Staff members at the US Securities and Exchange Commission (SEC) provided clarity last week regarding broker-dealers' ability to utilize a 2% "haircut" on stablecoin assets, indicating the regulator would raise no objections to this approach.
Before this guidance was issued, broker-dealers faced uncertainty about whether they needed to implement a 100% haircut on their holdings of dollar-backed stablecoins, which would have meant these digital tokens couldn't be included in their net capital calculations under current regulatory frameworks.
The guidance was delivered through a publication from the SEC's Division of Trading and Markets staff, formatted as "Frequently Asked Questions Relating to Crypto Asset Activities and Distributed Ledger Technology."
Commenting on the development, Commissioner Hester Peirce stated: In my view, a 100% haircut would be unnecessarily punitive given the underlying reserve assets that back payment stablecoins."
Broker-dealers must maintain specific minimum thresholds of net capital to ensure they can fulfill financial commitments and withstand potential losses stemming from market declines and price fluctuations, as explained in the staff's guidance document.
To illustrate, when a broker-dealer maintains $100 million worth of stablecoins, applying a 2% haircut enables them to include $98 million in their net capital requirement calculations. Praising the guidance as beneficial for financial infrastructure, Peirce commented:
"Stablecoins are essential to transacting on blockchain rails. Using stablecoins will make it feasible for broker-dealers to engage in a broader range of business activities relating to tokenized securities and other crypto assets."
The guidance ensures broker-dealers can maintain stablecoin positions without concerns about excessive net capital obligations, and allows them to handle these tokens in a manner comparable to money market funds, investment vehicles that contain low-risk cash alternatives such as US Treasurys and certificates of deposit.
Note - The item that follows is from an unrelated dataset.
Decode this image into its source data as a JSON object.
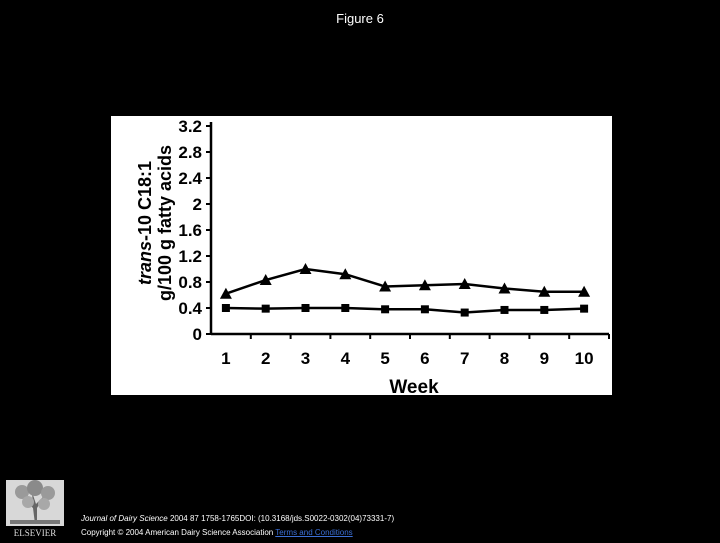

Through a social media message posted during the weekend, Marc Baumann, CEO of crypto intelligence firm 51, described the SEC staff's communication as "a big deal," noting that "Wall Street can now actually hold and use stablecoins without destroying their capital ratios."
Stablecoins gain traction in the United States, but not all US officials are convinced
The overall market capitalization of stablecoins experienced a recent decline, dropping approximately $6 billion from its December 2025 high point of more than $300 billion.
Nevertheless, the market continues to maintain a $295 billion market cap, which has demonstrated consistent upward growth since 2023, based on information from RWA.XYZ.
In July 2025, United States President Donald Trump enacted the GENIUS stablecoin bill, signing it into law in what was viewed as a watershed event for the cryptocurrency sector.
At the moment the bill was signed, the stablecoin market capitalization stood slightly above $252 billion and experienced significant growth in the aftermath of the legislation's approval, as shown by data from RWA.XYZ.
Notwithstanding the dramatic increase in stablecoin adoption and the potential implications for US dollar supremacy in international financial systems, Neel Kashkari, president of the Federal Reserve Bank of Minneapolis, continues to argue that stablecoins and cryptocurrency lack genuine practical applications.
"I could send any one of you $5 with Venmo, or PayPal, or Zelle, so what is it that this magical stablecoin can do?" he said on Thursday.